NVIDIA Corporation has announced a partnership with Solomon 3D for its Isaac Manipulator. Accordingly, the Isaac Manipulator was one of the highlight robotics platforms NVIDIA announced at the ongoing GTC AI Conference at San Jose Convention Center in California.
Solomon is a leading industrial automation and augmented intelligence solutions provider. Particularly, the Taiwan-headquartered company specializes in AI inspection systems and process optimization.
At GTC AI Conference, Jensen Huang, founder and CEO of NVIDIA said enabling technologies are coming together for leading robotics to take artificial general robotics.
“The most used robot (platform) today is the (Isaac) Manipulator. They are also pre-programmed.

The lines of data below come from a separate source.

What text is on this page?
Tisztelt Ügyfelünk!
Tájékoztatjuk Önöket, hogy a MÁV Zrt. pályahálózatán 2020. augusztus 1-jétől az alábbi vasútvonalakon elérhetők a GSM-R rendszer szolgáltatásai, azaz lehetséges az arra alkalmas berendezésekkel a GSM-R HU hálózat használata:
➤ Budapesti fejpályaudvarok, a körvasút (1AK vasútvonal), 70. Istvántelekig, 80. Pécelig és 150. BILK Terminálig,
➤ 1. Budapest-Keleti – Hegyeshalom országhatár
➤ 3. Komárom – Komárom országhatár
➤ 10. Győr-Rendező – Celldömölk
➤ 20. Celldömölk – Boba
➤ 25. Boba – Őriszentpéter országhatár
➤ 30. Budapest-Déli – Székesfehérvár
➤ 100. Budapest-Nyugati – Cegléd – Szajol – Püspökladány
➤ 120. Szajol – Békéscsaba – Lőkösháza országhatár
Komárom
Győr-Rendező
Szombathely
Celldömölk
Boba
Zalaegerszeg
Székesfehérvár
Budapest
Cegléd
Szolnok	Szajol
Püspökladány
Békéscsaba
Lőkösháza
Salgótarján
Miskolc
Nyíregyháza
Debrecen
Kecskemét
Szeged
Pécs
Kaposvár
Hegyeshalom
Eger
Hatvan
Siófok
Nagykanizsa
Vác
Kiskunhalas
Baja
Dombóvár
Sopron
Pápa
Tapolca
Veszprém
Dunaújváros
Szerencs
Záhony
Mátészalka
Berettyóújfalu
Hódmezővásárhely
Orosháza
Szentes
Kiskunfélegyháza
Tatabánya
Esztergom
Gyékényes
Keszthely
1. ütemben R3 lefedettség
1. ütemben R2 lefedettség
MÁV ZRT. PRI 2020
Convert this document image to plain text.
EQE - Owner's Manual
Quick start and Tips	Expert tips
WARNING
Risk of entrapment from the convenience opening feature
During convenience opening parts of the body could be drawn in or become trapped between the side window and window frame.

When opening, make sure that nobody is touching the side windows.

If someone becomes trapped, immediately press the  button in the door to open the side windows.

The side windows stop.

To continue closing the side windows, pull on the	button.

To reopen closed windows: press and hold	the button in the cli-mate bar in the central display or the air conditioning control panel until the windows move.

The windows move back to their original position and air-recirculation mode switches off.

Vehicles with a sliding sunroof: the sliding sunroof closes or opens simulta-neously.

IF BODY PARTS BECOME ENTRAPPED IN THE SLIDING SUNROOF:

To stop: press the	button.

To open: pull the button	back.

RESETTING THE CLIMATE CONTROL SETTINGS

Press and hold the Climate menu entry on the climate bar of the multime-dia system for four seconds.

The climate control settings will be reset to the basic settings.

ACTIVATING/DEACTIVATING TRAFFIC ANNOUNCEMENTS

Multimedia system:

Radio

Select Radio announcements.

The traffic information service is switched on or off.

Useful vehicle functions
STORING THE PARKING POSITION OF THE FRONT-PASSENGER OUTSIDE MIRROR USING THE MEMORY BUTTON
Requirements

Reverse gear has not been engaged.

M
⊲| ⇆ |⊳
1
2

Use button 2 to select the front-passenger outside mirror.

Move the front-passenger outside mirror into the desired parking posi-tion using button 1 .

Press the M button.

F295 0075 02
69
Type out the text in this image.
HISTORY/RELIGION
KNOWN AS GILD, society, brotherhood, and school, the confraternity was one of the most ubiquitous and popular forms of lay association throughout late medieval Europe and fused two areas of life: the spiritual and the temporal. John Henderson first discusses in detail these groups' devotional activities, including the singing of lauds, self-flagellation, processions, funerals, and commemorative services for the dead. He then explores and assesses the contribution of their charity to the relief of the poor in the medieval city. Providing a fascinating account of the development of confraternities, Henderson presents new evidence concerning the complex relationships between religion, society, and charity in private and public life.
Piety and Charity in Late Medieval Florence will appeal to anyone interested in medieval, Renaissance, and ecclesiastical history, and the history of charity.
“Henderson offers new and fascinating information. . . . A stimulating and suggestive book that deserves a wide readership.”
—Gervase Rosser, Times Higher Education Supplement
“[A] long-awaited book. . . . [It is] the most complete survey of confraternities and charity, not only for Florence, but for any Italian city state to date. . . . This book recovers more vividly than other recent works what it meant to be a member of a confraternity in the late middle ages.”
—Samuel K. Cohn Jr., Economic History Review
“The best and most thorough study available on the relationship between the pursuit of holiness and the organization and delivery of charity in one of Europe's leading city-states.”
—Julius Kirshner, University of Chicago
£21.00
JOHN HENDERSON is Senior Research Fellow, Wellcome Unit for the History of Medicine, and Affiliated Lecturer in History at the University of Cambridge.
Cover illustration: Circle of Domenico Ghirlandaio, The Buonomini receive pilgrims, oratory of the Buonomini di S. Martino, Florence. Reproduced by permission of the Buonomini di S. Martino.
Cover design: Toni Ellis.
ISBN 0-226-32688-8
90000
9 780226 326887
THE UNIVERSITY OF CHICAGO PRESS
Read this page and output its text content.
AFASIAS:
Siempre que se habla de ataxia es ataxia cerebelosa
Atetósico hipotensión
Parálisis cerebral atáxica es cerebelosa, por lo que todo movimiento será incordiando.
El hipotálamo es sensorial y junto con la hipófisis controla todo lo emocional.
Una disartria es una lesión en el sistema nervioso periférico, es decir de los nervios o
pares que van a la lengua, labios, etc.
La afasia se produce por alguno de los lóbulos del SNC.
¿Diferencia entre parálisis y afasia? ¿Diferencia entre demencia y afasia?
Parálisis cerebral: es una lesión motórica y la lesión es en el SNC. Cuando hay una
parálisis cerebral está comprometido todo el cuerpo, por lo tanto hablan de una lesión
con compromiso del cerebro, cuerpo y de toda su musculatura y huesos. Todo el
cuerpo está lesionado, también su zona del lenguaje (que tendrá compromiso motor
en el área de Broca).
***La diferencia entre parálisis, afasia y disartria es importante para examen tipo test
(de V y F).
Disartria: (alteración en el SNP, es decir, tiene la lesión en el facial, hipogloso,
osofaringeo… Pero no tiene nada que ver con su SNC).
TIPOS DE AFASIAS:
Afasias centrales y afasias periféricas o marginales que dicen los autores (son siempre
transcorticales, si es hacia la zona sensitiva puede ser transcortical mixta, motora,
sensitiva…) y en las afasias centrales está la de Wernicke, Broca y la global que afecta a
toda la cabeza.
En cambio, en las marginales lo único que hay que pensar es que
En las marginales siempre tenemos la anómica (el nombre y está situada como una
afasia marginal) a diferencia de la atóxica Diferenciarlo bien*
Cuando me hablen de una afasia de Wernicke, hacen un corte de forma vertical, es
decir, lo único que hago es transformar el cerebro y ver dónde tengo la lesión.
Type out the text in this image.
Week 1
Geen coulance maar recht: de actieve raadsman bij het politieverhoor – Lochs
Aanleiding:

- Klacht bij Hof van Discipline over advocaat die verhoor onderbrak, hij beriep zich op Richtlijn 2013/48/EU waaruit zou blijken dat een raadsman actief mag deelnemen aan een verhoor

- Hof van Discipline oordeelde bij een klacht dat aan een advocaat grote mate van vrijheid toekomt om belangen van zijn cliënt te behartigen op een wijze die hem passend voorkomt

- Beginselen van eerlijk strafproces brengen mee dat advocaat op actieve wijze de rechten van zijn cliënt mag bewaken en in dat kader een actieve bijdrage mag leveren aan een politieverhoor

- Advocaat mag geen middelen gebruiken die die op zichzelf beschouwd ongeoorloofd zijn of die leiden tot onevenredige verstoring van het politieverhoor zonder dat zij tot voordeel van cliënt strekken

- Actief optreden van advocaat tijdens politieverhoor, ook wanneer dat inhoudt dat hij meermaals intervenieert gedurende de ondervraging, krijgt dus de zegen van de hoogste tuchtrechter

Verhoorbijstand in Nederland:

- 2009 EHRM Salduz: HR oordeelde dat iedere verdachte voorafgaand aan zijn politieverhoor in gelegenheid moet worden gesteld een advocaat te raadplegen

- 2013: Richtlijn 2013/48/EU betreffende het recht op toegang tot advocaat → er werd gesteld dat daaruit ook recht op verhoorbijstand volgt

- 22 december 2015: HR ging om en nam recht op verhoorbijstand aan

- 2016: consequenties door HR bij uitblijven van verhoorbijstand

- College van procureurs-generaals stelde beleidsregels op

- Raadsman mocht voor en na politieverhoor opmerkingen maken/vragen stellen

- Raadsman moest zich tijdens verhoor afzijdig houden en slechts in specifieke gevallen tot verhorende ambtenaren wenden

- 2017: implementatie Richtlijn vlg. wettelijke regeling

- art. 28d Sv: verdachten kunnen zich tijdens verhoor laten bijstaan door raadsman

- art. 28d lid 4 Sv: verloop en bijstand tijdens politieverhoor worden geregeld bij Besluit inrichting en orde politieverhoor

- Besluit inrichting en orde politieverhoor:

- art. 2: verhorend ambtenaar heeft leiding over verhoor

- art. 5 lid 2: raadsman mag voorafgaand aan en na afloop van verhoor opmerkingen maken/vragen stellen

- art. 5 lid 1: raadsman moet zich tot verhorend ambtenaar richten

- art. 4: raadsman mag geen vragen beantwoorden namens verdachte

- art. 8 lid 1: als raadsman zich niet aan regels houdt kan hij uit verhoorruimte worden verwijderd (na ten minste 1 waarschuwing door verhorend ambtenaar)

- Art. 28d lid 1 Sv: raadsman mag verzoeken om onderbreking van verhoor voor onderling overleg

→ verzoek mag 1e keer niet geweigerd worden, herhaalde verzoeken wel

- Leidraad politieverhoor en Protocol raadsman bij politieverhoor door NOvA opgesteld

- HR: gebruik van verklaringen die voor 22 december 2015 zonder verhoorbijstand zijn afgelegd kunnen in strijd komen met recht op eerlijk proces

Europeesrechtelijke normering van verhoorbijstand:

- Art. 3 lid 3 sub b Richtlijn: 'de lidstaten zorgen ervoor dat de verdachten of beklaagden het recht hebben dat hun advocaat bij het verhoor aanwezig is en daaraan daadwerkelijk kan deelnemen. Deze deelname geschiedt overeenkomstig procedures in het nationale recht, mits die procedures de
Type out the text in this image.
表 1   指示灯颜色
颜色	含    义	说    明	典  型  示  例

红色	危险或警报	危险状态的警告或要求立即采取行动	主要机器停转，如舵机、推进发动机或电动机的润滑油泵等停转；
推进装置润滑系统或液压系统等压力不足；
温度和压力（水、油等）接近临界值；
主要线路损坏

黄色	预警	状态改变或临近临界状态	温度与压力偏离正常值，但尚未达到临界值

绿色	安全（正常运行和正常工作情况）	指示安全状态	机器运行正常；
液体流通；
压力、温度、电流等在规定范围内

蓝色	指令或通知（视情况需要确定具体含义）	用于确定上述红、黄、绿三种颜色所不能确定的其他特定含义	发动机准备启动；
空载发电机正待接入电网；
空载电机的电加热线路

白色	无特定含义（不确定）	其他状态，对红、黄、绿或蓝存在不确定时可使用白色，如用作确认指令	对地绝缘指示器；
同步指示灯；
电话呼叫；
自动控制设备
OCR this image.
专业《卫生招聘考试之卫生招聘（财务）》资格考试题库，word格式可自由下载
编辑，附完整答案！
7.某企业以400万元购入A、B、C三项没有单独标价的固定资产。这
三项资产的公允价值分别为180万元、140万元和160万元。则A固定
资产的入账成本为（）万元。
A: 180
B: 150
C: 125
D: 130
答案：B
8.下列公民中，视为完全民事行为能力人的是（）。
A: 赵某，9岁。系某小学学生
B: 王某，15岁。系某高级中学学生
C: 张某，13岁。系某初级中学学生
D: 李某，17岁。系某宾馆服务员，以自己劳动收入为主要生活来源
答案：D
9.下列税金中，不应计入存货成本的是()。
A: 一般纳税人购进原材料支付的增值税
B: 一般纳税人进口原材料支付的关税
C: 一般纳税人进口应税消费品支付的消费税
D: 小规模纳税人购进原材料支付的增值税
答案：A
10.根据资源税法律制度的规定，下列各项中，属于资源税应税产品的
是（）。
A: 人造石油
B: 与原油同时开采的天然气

The computer vision algorithms and the control path-planning algorithms are geometrically aware, and incredibly computationally intensive…we call it Isaac Manipulator and they run on NVIDIA’s computers,” said Huang.
Isaac Manipulator, and the Isaac Perceptor, are among the collection of robotics pretrained models, libraries, and reference hardware Huang announced at GTC AI Conference.
Isaac Manipulator offers state-of-the-art dexterity and modular AI capabilities. Particularly, it suits robotic arms, with a robust collection of foundation models and GPU-accelerated libraries. In addition, it provides up to an 80x speedup in path planning and zero-shot perception increases efficiency and throughput. Thus, enabling developers to automate a greater number of new robotic tasks.
Aside from Solomon, other early ecosystem partners for the Isaac Manipulator are Yaskawa, Universal Robots, PickNik Robotics, READY Robotics, and Franka Robotics.
On the other hand, the Isaac Perceptor provides multi-camera, 3D surround-vision capabilities. Their applications include autonomous mobile robots adopted in manufacturing and fulfillment operations to improve efficiency and worker safety. Moreover, they also reduce error rates and costs. Early adopters include ArcBest, BYD and KION Group as they aim to achieve new levels of autonomy in material handling operations and more.
Solomon has collaborated with NVIDIA last year to develop groundbreaking products in robotics and artificial intelligence. As a result, Solomon came up with the world’s first 3D embedded camera that incorporates advanced neural networks. Specifically, its design suits 3D robotic material handling.
Moreover, it leverages the full power of the latest NVIDIA Jetson Orin modules, along with the utilization of NVIDIA Metropolis for Factories. In addition, the CUDA parallel computing platform, and the TensorRT SDK for deep learning model optimization also lift Solomon’s AccuPick 3D camera. This state-of-the-art smart camera eliminates the need for a separate controller to handle complex tasks associated with 3D point cloud data, AI image recognition, and robots’ motion planning.